My husband usually ate “nori egg” on picnics and hunting outings. His friend Kalsey still talks about how nori egg and Göteborg sausage was the best lunch after a morning of bird hunting. I learned how to make it from my mother-in-law and now my own children are growing up eating it just like my husband did.
Once you have mastered the technique, it’s “only easy” to make and the ingredients are staples found in any Hilo pantry. Nori egg tastes similar to tamagoyaki, it’s sweet. However, you don’t need any special equipment to make this version, just a regular frying pan.
Feeling adventurous? Want to try making real tamagoyaki? You might want the traditional pan and can buy it on Amazon here.
My MIL will tell you she doesn’t measure when making nori egg. I am a “measurer” and I have tinkered and have found a simple ratio that tastes like her version! All you have to remember is to add one teaspoon of sugar and one teaspoon of shoyu to every egg or 1egg/1tsp.shoyu/1tsp.sugar. Easy!
Nori Egg
Ingredients:
3 eggs, beaten
3 tsp. sugar
3 tsp. shoyu
1 sheet of nori (sometimes I use 2 sheets)
Method:
In a small bowl, beat the eggs with the shoyu and sugar.

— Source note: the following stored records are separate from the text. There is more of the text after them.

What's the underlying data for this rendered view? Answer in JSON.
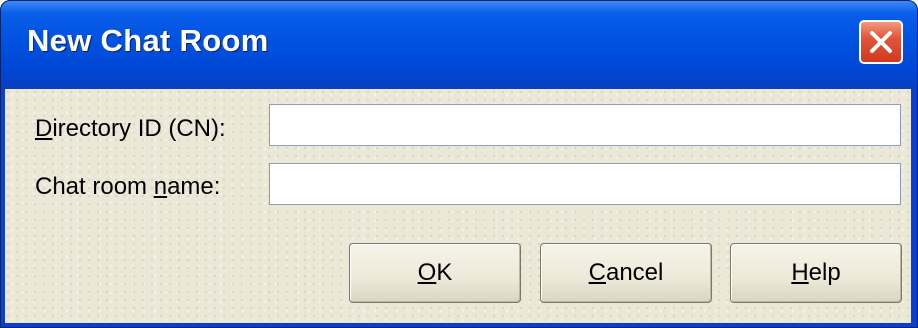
{
  "dialog": {
    "title": "New Chat Room",
    "close_icon": "close-icon"
  },
  "form": {
    "directory_id": {
      "label_prefix": "",
      "label_mnemonic": "D",
      "label_rest": "irectory ID (CN):",
      "value": ""
    },
    "chat_room_name": {
      "label_prefix": "Chat room ",
      "label_mnemonic": "n",
      "label_rest": "ame:",
      "value": ""
    }
  },
  "buttons": {
    "ok": {
      "prefix": "",
      "mnemonic": "O",
      "rest": "K"
    },
    "cancel": {
      "prefix": "",
      "mnemonic": "C",
      "rest": "ancel"
    },
    "help": {
      "prefix": "",
      "mnemonic": "H",
      "rest": "elp"
    }
  },
  "colors": {
    "titlebar": "#0052e0",
    "close_button": "#e2553b",
    "client_background": "#ece9d8"
  }
}
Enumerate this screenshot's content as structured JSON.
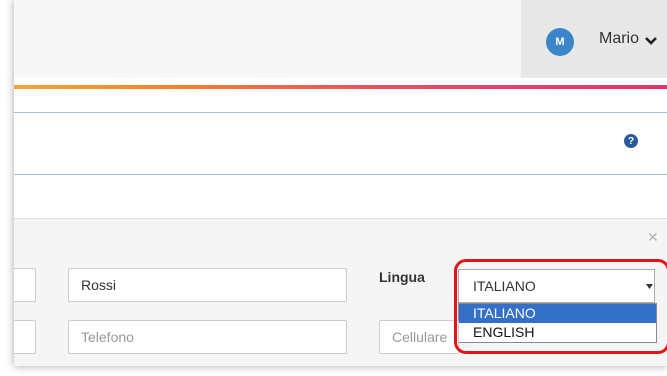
{
  "user": {
    "avatar_initial": "M",
    "name": "Mario"
  },
  "form": {
    "surname_value": "Rossi",
    "phone_placeholder": "Telefono",
    "mobile_placeholder": "Cellulare",
    "language_label": "Lingua",
    "language_selected": "ITALIANO",
    "language_options": [
      "ITALIANO",
      "ENGLISH"
    ]
  },
  "icons": {
    "help": "question-circle-icon",
    "close": "close-icon",
    "chevron": "chevron-down-icon"
  },
  "colors": {
    "avatar": "#3b86c8",
    "highlight": "#e0151b",
    "selected_option": "#3470c8"
  }
}
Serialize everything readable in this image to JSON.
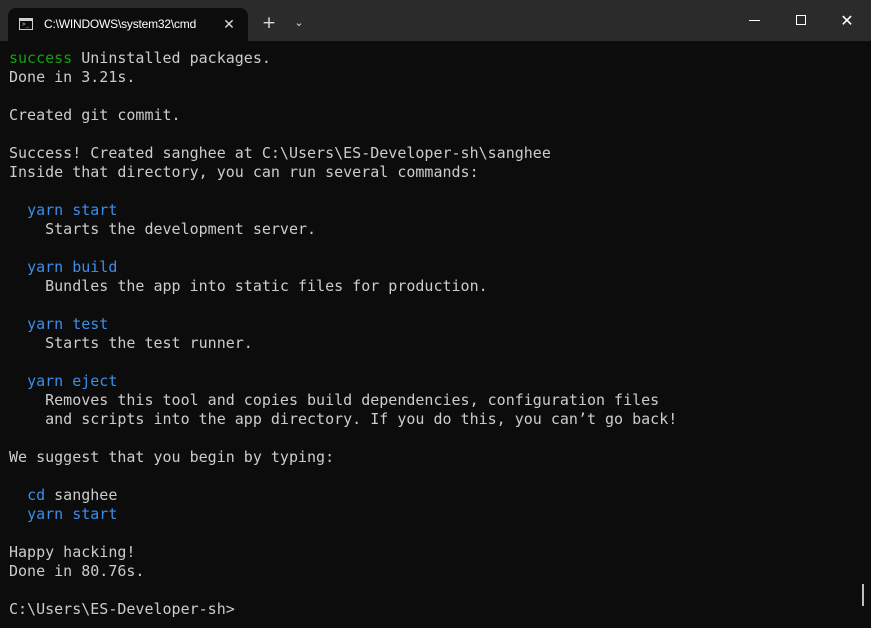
{
  "window": {
    "tab_title": "C:\\WINDOWS\\system32\\cmd",
    "tab_icon": "console-icon",
    "new_tab": "+",
    "dropdown": "⌄",
    "close_tab": "✕",
    "minimize": "minimize-icon",
    "maximize": "maximize-icon",
    "close_window": "✕"
  },
  "terminal": {
    "lines": [
      {
        "parts": [
          {
            "t": "success",
            "c": "green"
          },
          {
            "t": " Uninstalled packages.",
            "c": ""
          }
        ]
      },
      {
        "parts": [
          {
            "t": "Done in 3.21s.",
            "c": ""
          }
        ]
      },
      {
        "parts": [
          {
            "t": "",
            "c": ""
          }
        ]
      },
      {
        "parts": [
          {
            "t": "Created git commit.",
            "c": ""
          }
        ]
      },
      {
        "parts": [
          {
            "t": "",
            "c": ""
          }
        ]
      },
      {
        "parts": [
          {
            "t": "Success! Created sanghee at C:\\Users\\ES-Developer-sh\\sanghee",
            "c": ""
          }
        ]
      },
      {
        "parts": [
          {
            "t": "Inside that directory, you can run several commands:",
            "c": ""
          }
        ]
      },
      {
        "parts": [
          {
            "t": "",
            "c": ""
          }
        ]
      },
      {
        "parts": [
          {
            "t": "  ",
            "c": ""
          },
          {
            "t": "yarn start",
            "c": "blue"
          }
        ]
      },
      {
        "parts": [
          {
            "t": "    Starts the development server.",
            "c": ""
          }
        ]
      },
      {
        "parts": [
          {
            "t": "",
            "c": ""
          }
        ]
      },
      {
        "parts": [
          {
            "t": "  ",
            "c": ""
          },
          {
            "t": "yarn build",
            "c": "blue"
          }
        ]
      },
      {
        "parts": [
          {
            "t": "    Bundles the app into static files for production.",
            "c": ""
          }
        ]
      },
      {
        "parts": [
          {
            "t": "",
            "c": ""
          }
        ]
      },
      {
        "parts": [
          {
            "t": "  ",
            "c": ""
          },
          {
            "t": "yarn test",
            "c": "blue"
          }
        ]
      },
      {
        "parts": [
          {
            "t": "    Starts the test runner.",
            "c": ""
          }
        ]
      },
      {
        "parts": [
          {
            "t": "",
            "c": ""
          }
        ]
      },
      {
        "parts": [
          {
            "t": "  ",
            "c": ""
          },
          {
            "t": "yarn eject",
            "c": "blue"
          }
        ]
      },
      {
        "parts": [
          {
            "t": "    Removes this tool and copies build dependencies, configuration files",
            "c": ""
          }
        ]
      },
      {
        "parts": [
          {
            "t": "    and scripts into the app directory. If you do this, you can’t go back!",
            "c": ""
          }
        ]
      },
      {
        "parts": [
          {
            "t": "",
            "c": ""
          }
        ]
      },
      {
        "parts": [
          {
            "t": "We suggest that you begin by typing:",
            "c": ""
          }
        ]
      },
      {
        "parts": [
          {
            "t": "",
            "c": ""
          }
        ]
      },
      {
        "parts": [
          {
            "t": "  ",
            "c": ""
          },
          {
            "t": "cd",
            "c": "blue"
          },
          {
            "t": " sanghee",
            "c": ""
          }
        ]
      },
      {
        "parts": [
          {
            "t": "  ",
            "c": ""
          },
          {
            "t": "yarn start",
            "c": "blue"
          }
        ]
      },
      {
        "parts": [
          {
            "t": "",
            "c": ""
          }
        ]
      },
      {
        "parts": [
          {
            "t": "Happy hacking!",
            "c": ""
          }
        ]
      },
      {
        "parts": [
          {
            "t": "Done in 80.76s.",
            "c": ""
          }
        ]
      },
      {
        "parts": [
          {
            "t": "",
            "c": ""
          }
        ]
      },
      {
        "parts": [
          {
            "t": "C:\\Users\\ES-Developer-sh>",
            "c": ""
          }
        ]
      }
    ]
  },
  "colors": {
    "background": "#0c0c0c",
    "titlebar": "#2b2b2b",
    "text": "#cccccc",
    "success_green": "#13a10e",
    "command_blue": "#3b8eea"
  }
}
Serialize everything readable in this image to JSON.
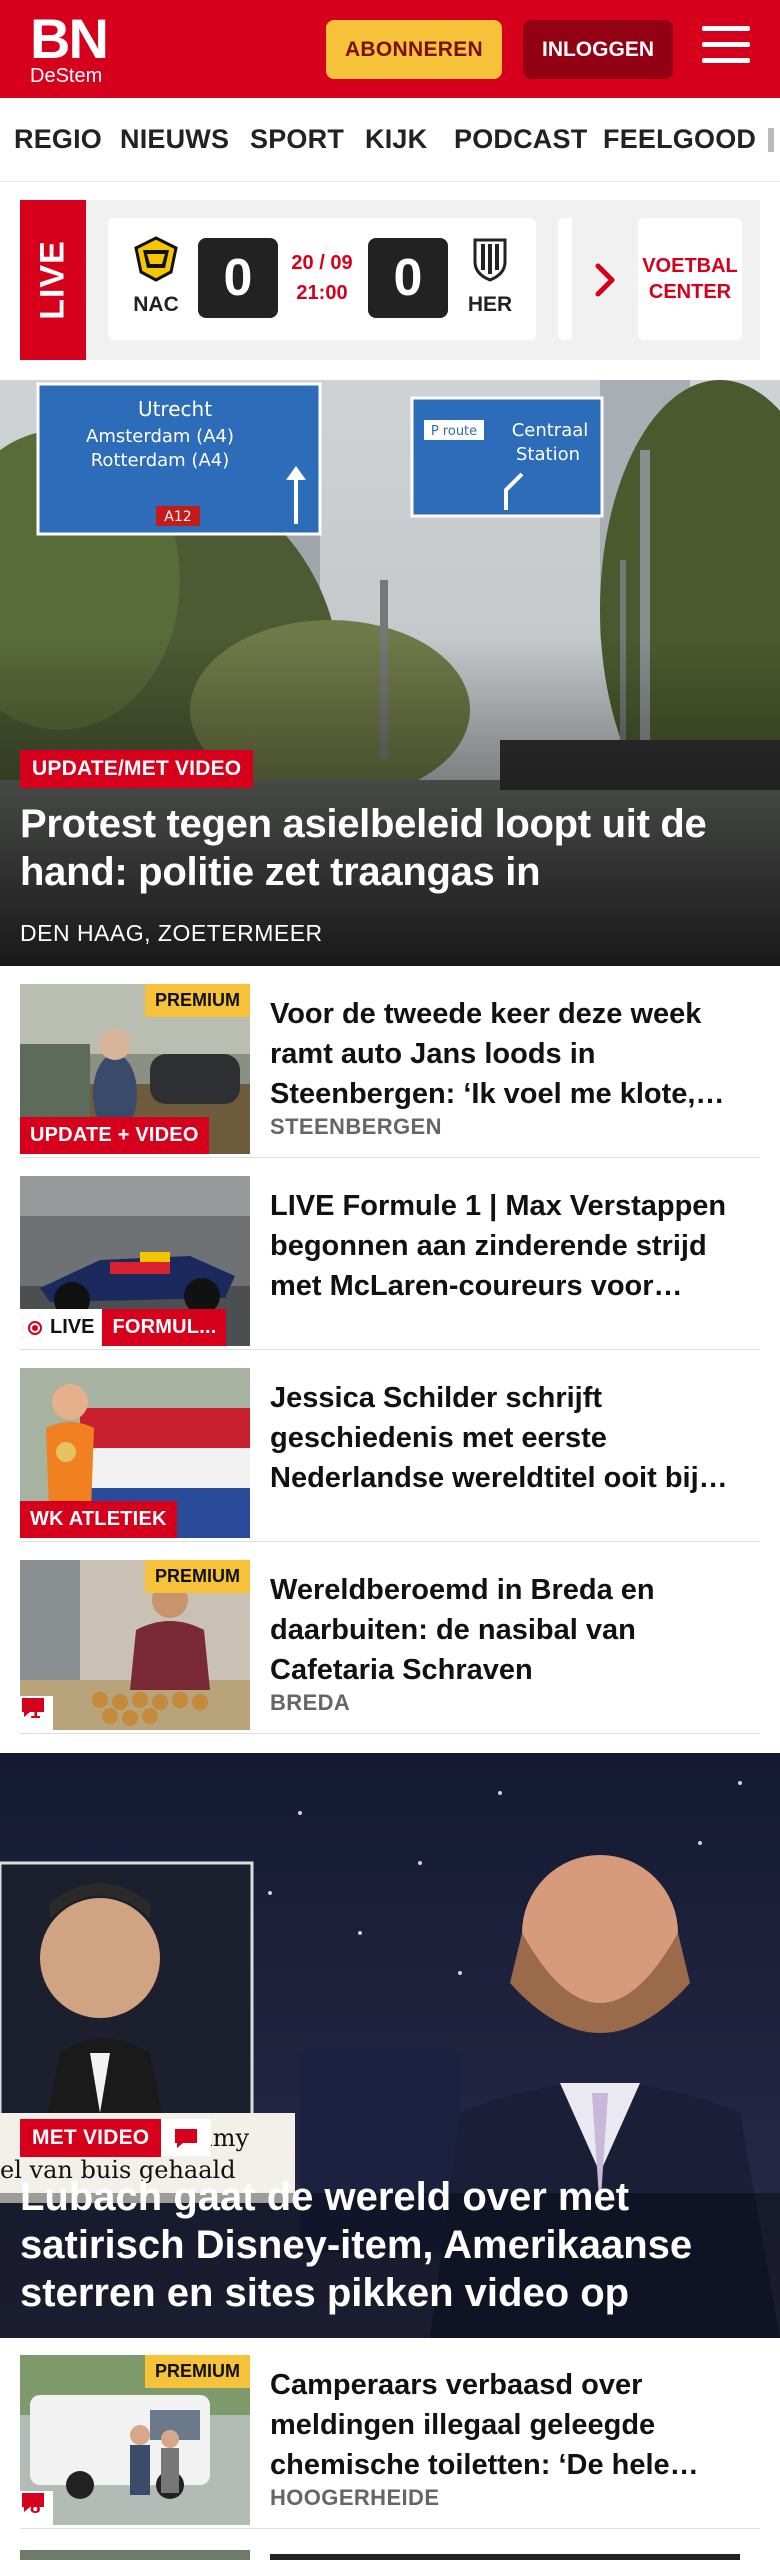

- Spray a 10-inch frying pan with some cooking spray and set it to medium-low.
- Pour the egg mixture into the pan and let it set a little. With a spatula carefully start moving the runny parts of the egg around the edges to help cook it faster.
- When most of the egg mixture is cooked add the nori on top of the cooking egg mixture. Carefully fold it over itself in thirds.
Haha, I did it again…please ignore that an ingredient (sugar) is missing from this photo. You’d think I’d have it together by now, nope!
In a small bowl, beat the eggs with the shoyu and sugar.
Spray a 10-inch frying pan with some cooking spray and set it to medium-low.
Pour the egg mixture in the pan and let it set a little.
With a spatula carefully start moving the runny parts of the egg around the edges to help cook it faster. Note: as you can see I didn’t beat the eggs enough, hence the white parts.
When most of the egg mixture is cooked add the nori.
Carefully fold it over itself in thirds.
I must say, I think this is the UGGGGLIEST specimen of nori egg I’ve ever made AND it’s a little overcooked AND look at that hole! My Mother-In-Laws version does NOT look like this when she makes it! Oh well, welcome to my kitchen!
That’s it, only easy!
Reblogged this on mamabatesmotel.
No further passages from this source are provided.